Working as a Couple

An installer’s spouse and partner tells about the joys and challenges of operating a business while keeping a household and raising a family

Editor’s Note: In February’s issue, Onsite Installer invited spouses to share their perspectives on being part of a small, family-owned contracting business. The accompanying story comes from the viewpoint of a wife involved in a septic system installation and maintenance business. We welcome further contributions on this topic. Please send them to editor@onsiteinstaller.com.

In 1978, my husband took over a small septic system installation and maintenance business when his father retired. I was working part-time and raising three kids full-time, along with trying to make the business transition run as smoothly as possible.

Little did I know that this new job would become a 60-hour-a-week obsession with on-call duties in the supposedly off hours.

Home and office

We’ve always run our business from our home. It was wonderful to be able to stay home with my children when they were small and to be available for them most of the time when they became teenagers. It allowed me to be with them far more than if I had been working away from home. I was there at a moment’s notice to kiss boo-boos or to give advice and comfort over broken hearts.

I never have to wonder what my husband, Wayne, is doing in his work. I know wives who really don’t have much clue about their husbands’ jobs, and husbands who don’t know or don’t care about what their wives do all day at work. That’s definitely not the case with a family business. It has brought us a closeness I don’t often see in other married couples. I speak his business language and he speaks mine.

One of the worst things about working from home is that I have to leave home to get away from work! Even with answering machines and e-mail, the knowledge that I’m at the office never quite leaves. Some days the workday begins with the phone ringing before my feet hit the floor in the morning, and doesn’t end until I finally fall back into bed at night. And on a few rare occasions, 2 a.m. calls have interrupted that much needed sleep.

Breaking the tie

Having all of our financial resources tied up in one place is probably the biggest danger of being in this business together. When the construction industry falls flat the way it has in the last couple of years, our worries are multiplied by two, since both our incomes depend on a single source.

We’ve also converted our two spare bedrooms into his and her offices. After more than 10 years of this arrangement, I’m still not sure if this is a good or bad thing. It definitely cuts down on the overnight guest requests, but it also limits our ability to offer hospitality to someone who would prefer not to sleep on a futon.

A 50-50 partnership almost always brings a time when the partners have a major difference of opinion. When that partnership is both a business and a marriage, that can lead to problems too great to overcome.

From the beginning, our business has been 51-49 percent. We work hard at coming to an agreement on all the big issues, but when we truly butt heads over something, I step back and remember who represents the 51 percent. This has always worked well for us.

Also, we keep most of our work well allocated. I don’t run the backhoe and my husband doesn’t run the office. I may make suggestions on job- or equipment-related issues, or he may suggest a way to improve dealing with the never-ending paperwork, but we try hard to stay out of each other’s territory.

Ultimate tribute

Fortunately, my husband and I both really enjoy most aspects of our jobs. Time actually away is rare and well appreciated, but we look forward to getting back to work. We occasionally spend a long weekend at the beach or touring NASCAR locations, sometimes getting away for a mountain vacation. A few times over the years, we’ve actually spent a whole week at a resort with our children and grandchildren. Those times are all the more precious for being so infrequent.

Since most of our friends are in some aspect of the construction business, when we get together with them, the conversation is often work-related. I guess you could say most of our so-called leisure time is still focused on the business.

Last year we received an e-mail that asked us to consider running for the Board of Directors of the Virginia Onsite Wastewater Recycling Association. Wayne suggested that I would be just as good at the job than he would be — maybe better.

That was the ultimate honor he could have given me in our business life. It said that I was a true partner in every sense of the word and could represent our views at the highest levels of our industry in Virginia. Acceptance by the organization and winning the election were just frosting on the cake.

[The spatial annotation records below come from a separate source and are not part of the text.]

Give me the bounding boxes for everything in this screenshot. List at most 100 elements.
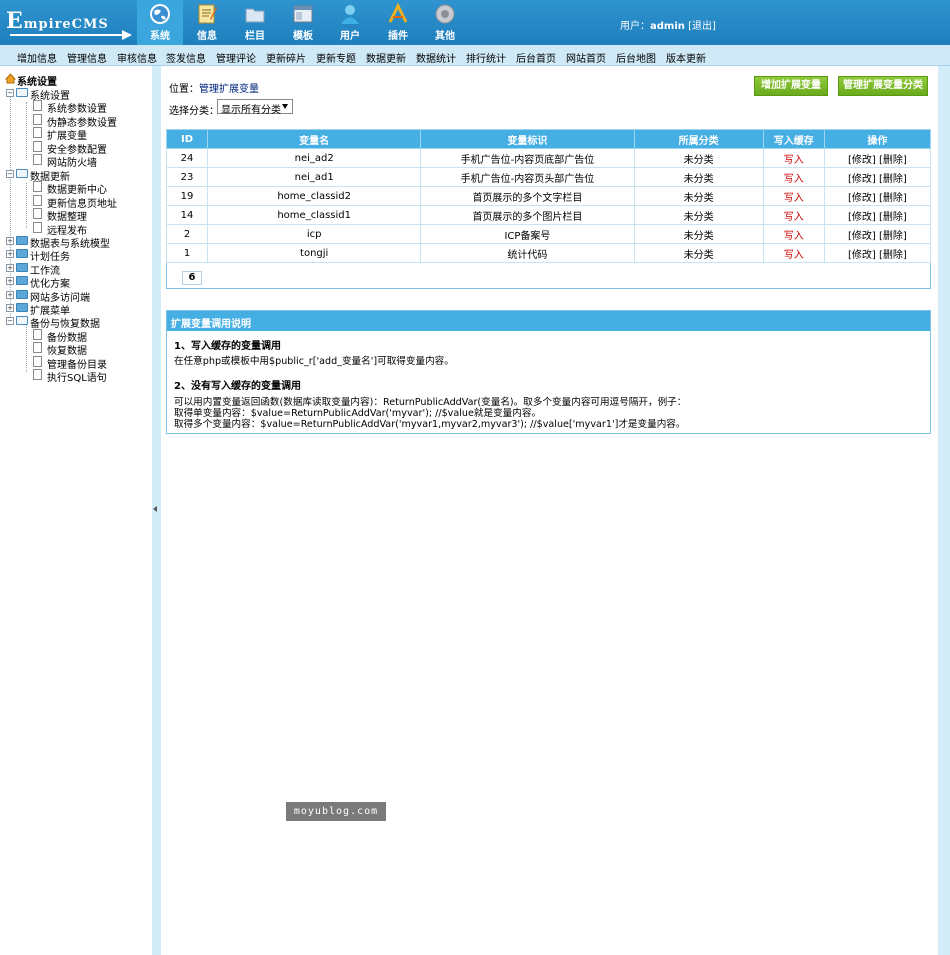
table-row: 14 home_classid1 首页展示的多个图片栏目 未分类 写入 [修改]… bbox=[165, 205, 932, 225]
manage-category-button[interactable]: 管理扩展变量分类 bbox=[838, 76, 928, 96]
subnav-item[interactable]: 网站首页 bbox=[566, 50, 606, 65]
tree-root-label: 系统设置 bbox=[17, 77, 57, 88]
document-icon bbox=[33, 369, 42, 380]
document-icon bbox=[33, 100, 42, 111]
tools-icon bbox=[388, 3, 408, 23]
subnav-item[interactable]: 后台地图 bbox=[616, 50, 656, 65]
document-icon bbox=[33, 114, 42, 125]
collapse-arrow-icon[interactable] bbox=[153, 506, 157, 512]
cell-actions[interactable]: [修改] [删除] bbox=[823, 167, 932, 187]
sub-nav: 增加信息 管理信息 审核信息 签发信息 管理评论 更新碎片 更新专题 数据更新 … bbox=[0, 45, 950, 66]
document-icon bbox=[33, 222, 42, 233]
folder-icon bbox=[16, 303, 28, 312]
subnav-item[interactable]: 审核信息 bbox=[117, 50, 157, 65]
document-icon bbox=[33, 195, 42, 206]
cell-actions[interactable]: [修改] [删除] bbox=[823, 224, 932, 244]
subnav-item[interactable]: 管理评论 bbox=[216, 50, 256, 65]
subnav-item[interactable]: 更新专题 bbox=[316, 50, 356, 65]
col-header: ID bbox=[165, 129, 209, 149]
user-info: 用户：admin [退出] bbox=[620, 17, 716, 32]
document-icon bbox=[33, 181, 42, 192]
category-select[interactable]: 显示所有分类 bbox=[217, 99, 293, 116]
add-variable-button[interactable]: 增加扩展变量 bbox=[754, 76, 828, 96]
cell-cache: 写入 bbox=[762, 224, 825, 244]
cell-cache: 写入 bbox=[762, 186, 825, 206]
breadcrumb-link[interactable]: 管理扩展变量 bbox=[199, 84, 259, 95]
cell-category: 未分类 bbox=[633, 243, 764, 263]
col-header: 操作 bbox=[823, 129, 932, 149]
table-row: 24 nei_ad2 手机广告位-内容页底部广告位 未分类 写入 [修改] [删… bbox=[165, 148, 932, 168]
document-icon bbox=[33, 356, 42, 367]
tab-user[interactable]: 用户 bbox=[327, 0, 373, 45]
window-template-icon bbox=[293, 5, 313, 23]
cell-name: nei_ad2 bbox=[207, 148, 422, 168]
cell-cache: 写入 bbox=[762, 243, 825, 263]
document-icon bbox=[33, 342, 42, 353]
cell-actions[interactable]: [修改] [删除] bbox=[823, 205, 932, 225]
cell-name: home_classid2 bbox=[207, 186, 422, 206]
logout-link[interactable]: [退出] bbox=[688, 21, 716, 32]
subnav-item[interactable]: 数据统计 bbox=[416, 50, 456, 65]
subnav-item[interactable]: 管理信息 bbox=[67, 50, 107, 65]
cell-label: 手机广告位-内容页底部广告位 bbox=[420, 148, 635, 168]
top-bar: EmpireCMS 系统 信息 栏目 模板 用户 插件 其他 用户：admin … bbox=[0, 0, 950, 45]
cell-actions[interactable]: [修改] [删除] bbox=[823, 148, 932, 168]
help-section-1-text: 在任意php或模板中用$public_r['add_变量名']可取得变量内容。 bbox=[174, 356, 454, 367]
table-header-row: ID 变量名 变量标识 所属分类 写入缓存 操作 bbox=[165, 129, 932, 149]
tab-info[interactable]: 信息 bbox=[184, 0, 230, 45]
category-filter: 选择分类： 显示所有分类 bbox=[169, 99, 293, 117]
variables-table: ID 变量名 变量标识 所属分类 写入缓存 操作 24 nei_ad2 手机广告… bbox=[165, 129, 932, 263]
tab-other[interactable]: 其他 bbox=[422, 0, 468, 45]
subnav-item[interactable]: 增加信息 bbox=[17, 50, 57, 65]
cell-id: 19 bbox=[165, 186, 209, 206]
tab-label: 其他 bbox=[435, 31, 455, 42]
help-panel: 扩展变量调用说明 1、写入缓存的变量调用 在任意php或模板中用$public_… bbox=[166, 310, 931, 434]
tab-system[interactable]: 系统 bbox=[137, 0, 183, 45]
tab-column[interactable]: 栏目 bbox=[232, 0, 278, 45]
subnav-item[interactable]: 版本更新 bbox=[666, 50, 706, 65]
cell-id: 2 bbox=[165, 224, 209, 244]
document-icon bbox=[33, 154, 42, 165]
document-icon bbox=[33, 127, 42, 138]
home-icon bbox=[5, 73, 16, 84]
subnav-item[interactable]: 更新碎片 bbox=[266, 50, 306, 65]
cell-label: 首页展示的多个文字栏目 bbox=[420, 186, 635, 206]
cell-cache: 写入 bbox=[762, 148, 825, 168]
tab-label: 用户 bbox=[340, 31, 360, 42]
cell-name: nei_ad1 bbox=[207, 167, 422, 187]
cell-category: 未分类 bbox=[633, 167, 764, 187]
cell-label: ICP备案号 bbox=[420, 224, 635, 244]
tab-label: 模板 bbox=[293, 31, 313, 42]
folder-icon bbox=[16, 263, 28, 272]
tab-label: 栏目 bbox=[245, 31, 265, 42]
col-header: 变量标识 bbox=[420, 129, 635, 149]
cell-actions[interactable]: [修改] [删除] bbox=[823, 186, 932, 206]
pager-count[interactable]: 6 bbox=[182, 271, 202, 285]
folder-open-icon bbox=[16, 316, 28, 325]
cell-id: 23 bbox=[165, 167, 209, 187]
cell-category: 未分类 bbox=[633, 186, 764, 206]
sidebar-splitter[interactable] bbox=[152, 66, 161, 955]
user-icon bbox=[341, 5, 359, 24]
cell-actions[interactable]: [修改] [删除] bbox=[823, 243, 932, 263]
globe-icon bbox=[150, 4, 170, 24]
subnav-item[interactable]: 数据更新 bbox=[366, 50, 406, 65]
subnav-item[interactable]: 后台首页 bbox=[516, 50, 556, 65]
logo: EmpireCMS bbox=[6, 6, 132, 40]
help-title: 扩展变量调用说明 bbox=[167, 311, 930, 331]
cell-category: 未分类 bbox=[633, 148, 764, 168]
username: admin bbox=[650, 21, 685, 32]
subnav-item[interactable]: 排行统计 bbox=[466, 50, 506, 65]
tab-template[interactable]: 模板 bbox=[280, 0, 326, 45]
folder-open-icon bbox=[16, 169, 28, 178]
tab-plugin[interactable]: 插件 bbox=[375, 0, 421, 45]
cell-id: 14 bbox=[165, 205, 209, 225]
tab-label: 信息 bbox=[197, 31, 217, 42]
col-header: 写入缓存 bbox=[762, 129, 825, 149]
cell-category: 未分类 bbox=[633, 205, 764, 225]
folder-icon bbox=[16, 249, 28, 258]
notepad-icon bbox=[198, 4, 217, 24]
folder-icon bbox=[16, 236, 28, 245]
subnav-item[interactable]: 签发信息 bbox=[166, 50, 206, 65]
cell-label: 首页展示的多个图片栏目 bbox=[420, 205, 635, 225]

Would I do it all over again? You bet! It has been the best of both worlds, being a stay-at-home mom and a contributing working wife at the same time. It helped us nourish a strong work ethic in our children and brought a feeling of closeness in our family that has been priceless.

About the author

Sandra Gentry, a native of the Richmond, Va., area, is the wife of Wayne Gentry, owner of Gentry Septic Tank Service. The company installs and maintains conventional and alternative onsite treatment systems for residential and small commercial owners.

Sandra has grown from a bookkeeper/secretary to being a certified installer of several alternative systems. As company manager, she runs the office, does most of the job estimating, and handles pricing, ordering of materials, customer relations, technology updates and required education for employees.

In 2009, she was asked to serve on the Alternative Onsite Sewage Systems Emergency Regulations Ad Hoc Committee, formed to advise the Virginia Department of Health. She also serves on the board of the Virginia Onsite Wastewater Recycling Association (VOWRA). In her spare time, she is a Master Gardener volunteer with the Virginia Cooperative Extension and enjoys spending time with her three children and five (soon to be six) grandchildren.